Properties and businesses were taken at gunpoint. Blacks were forced to abandon their homes, and either leave town, or hide in a nearby swamp for safety. The Daily Record was burned to the ground.

The Wilmington City Council was overthrown  - the only successful coup d’tat in U.S. history.

Historians note that Wilmington’s thriving African American community was cut to one quarter of its original size afterwards. The city’s black wealth was stolen, and black political leadership replaced.

All of that was 125 years ago, and Wilmington’s African American community still has not recovered.

In fact, Wilmington/New Hanover County’s black population has continued to shrink in the century plus since the massacre. The black community in Wilmington has, and continues to struggle economically as small black businesses fight to find their footing.

It doesn’t help that the city has targeted much of the black neighborhoods for gentrification, renovating old structures for young middle-class white families to live in.

And many of the black community’s historic structures along Seventh Street, like Gregory Congregational Church, and the weather-beaten offices of the Wilmington Journal, North Carolina’s oldest black newspaper, are in dire need of repair.

It has become all too clear that unless there is a healing in the soul of Wilmington, a reconciliation so that blacks and whites there can come together, and indeed, begin the process in earnest, the port city’s black community will never share in the prosperity that the rest of Wilmington seems to be enjoying now.

To do that, all of the citizens of Wilmington, as they did last week, must embrace the truth about 1898, have it taught to their children, and then be earnest about improving the quality of life for all.

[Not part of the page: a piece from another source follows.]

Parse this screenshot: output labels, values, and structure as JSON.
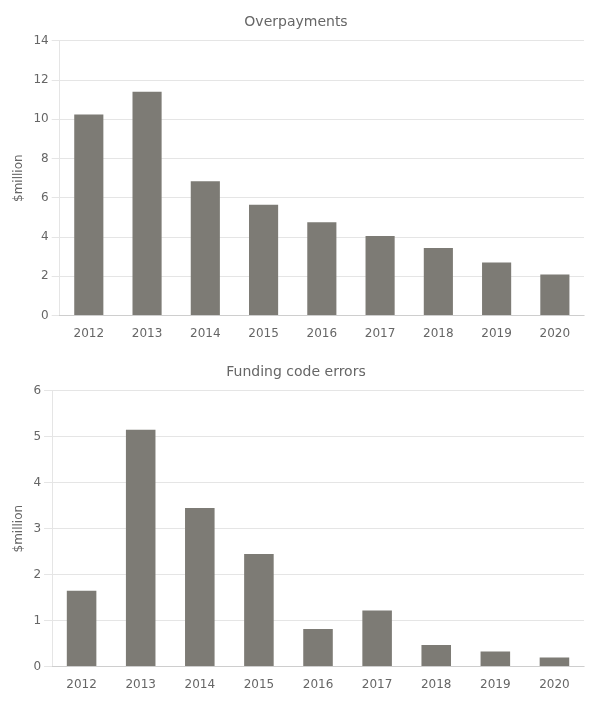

There is no hiding the truth of 1898 anymore, something that was indeed done until about 25 years ago. But that truth must be the catalyst for a better future…a future where once again Wilmington’s black community can soar to economic, social and cultural prosperity as it once did over 125 years ago.

(Editor’s note - Cash is an award winning film producer, and writer of columns for five African American newspapers across North Carolina, including The Carolina Peacemaker in Greensboro, and The County News in Charlotte/Mecklenburg. He was moderator for a Nov. 11th symposium on the 1898 Wilmington Race Massacre at Williston Middle School there.)